Today we’d like to introduce you to Victor Zapien.
Hi Victor, so excited to have you on the platform. So before we get into questions about your work-life, maybe you can bring our readers up to speed on your story and how you got to where you are today?
I live in Ciudad Juárez, Mexico, a city shaped by the fast pace of the maquiladora industry and marked by an open wound left by relentless violence. Toward the end of the pandemic in 2021, I began navigating its streets by bicycle, and in January 2023, the project Bicidiario was born — a documentary series focused on the everyday lives of people who pedal through the city.
These are stories of individuals who use bicycles to get to work, school, or simply move from one place to another. I’m interested in giving visibility to those who have found in cycling a sense of fulfillment, identity, or even a way of understanding life.
My focus is not limited to the cyclist alone, but to everything surrounding them: the risk, the challenges, and the small gestures of community that emerge within the urban labyrinth.
Would you say it’s been a smooth road, and if not what are some of the biggest challenges you’ve faced along the way?
Working on this project in Ciudad Juárez means constantly dealing with the vulnerability that comes with moving through a city largely designed around cars rather than cyclists. In many situations, documenting daily life on a bicycle also means exposing myself to the same risks faced by the people I photograph.
Another challenge has been gaining trust and approaching people in an honest and respectful way. Since these are everyday commuters and not professional subjects, many stories happen spontaneously and require sensitivity, patience, and human connection.

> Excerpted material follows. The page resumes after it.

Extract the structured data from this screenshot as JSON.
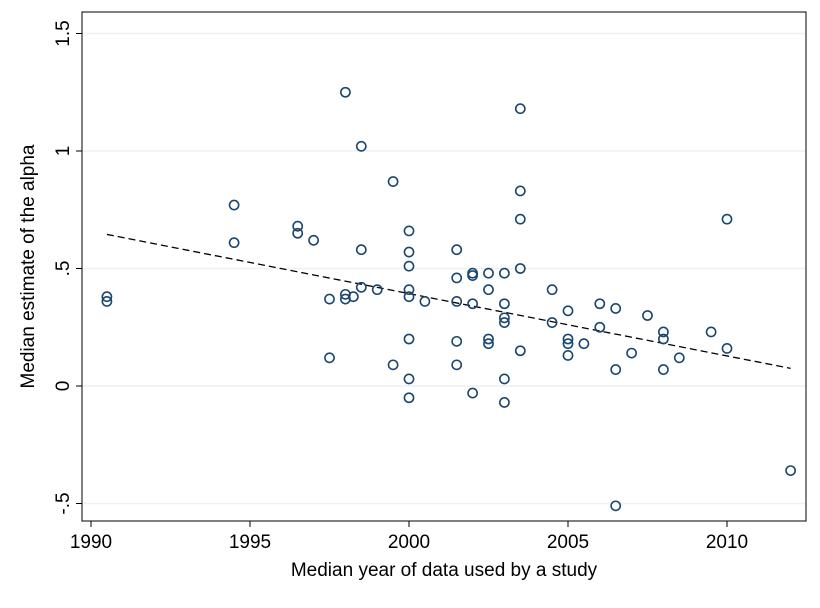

The city itself also presents difficulties: extreme weather, long distances, heavy traffic, and areas shaped by insecurity or violence can make both riding and photographing physically and emotionally demanding.
On a personal level, one of the biggest challenges has been maintaining consistency while balancing the emotional weight of the project. Spending so much time observing fragility, accidents, exhaustion, and social neglect can be overwhelming, but it has also deepened my commitment to continue documenting these realities.
Finally, independent documentary projects often face limitations in funding, visibility, and institutional support. Much of Bicidiario has been built through personal effort, persistence, and a genuine connection with the cycling community.
Appreciate you sharing that. What else should we know about what you do?
I’m an amateur photographer and an architect in my day-to-day life. My background in architecture has deeply influenced the way I observe the city, not only as a physical space, but as a place shaped by movement, human interaction, and social dynamics. Photography became a natural extension of that perspective and a way to document the relationship between people and the urban environment.
What matters most to you? Why?
What matters most to me with this project is giving visibility to the people who use bicycles every day and showing, through their experiences, that other ways of inhabiting the city are possible. In a place where cars dominate nearly everything, cyclists represent a different way of relating to urban space — one that is more human, more connected, and more aware of its surroundings.
I’m also interested in creating empathy and awareness among drivers and the general public. Cyclists are often seen as an inconvenience or as invisible within traffic, when in reality the bicycle can be part of the solution to several of the problems our cities face: traffic congestion, pollution, social isolation, and sedentary lifestyles.
Beyond documenting bicycles, the project seeks to open a conversation about how we want to live and move within our cities.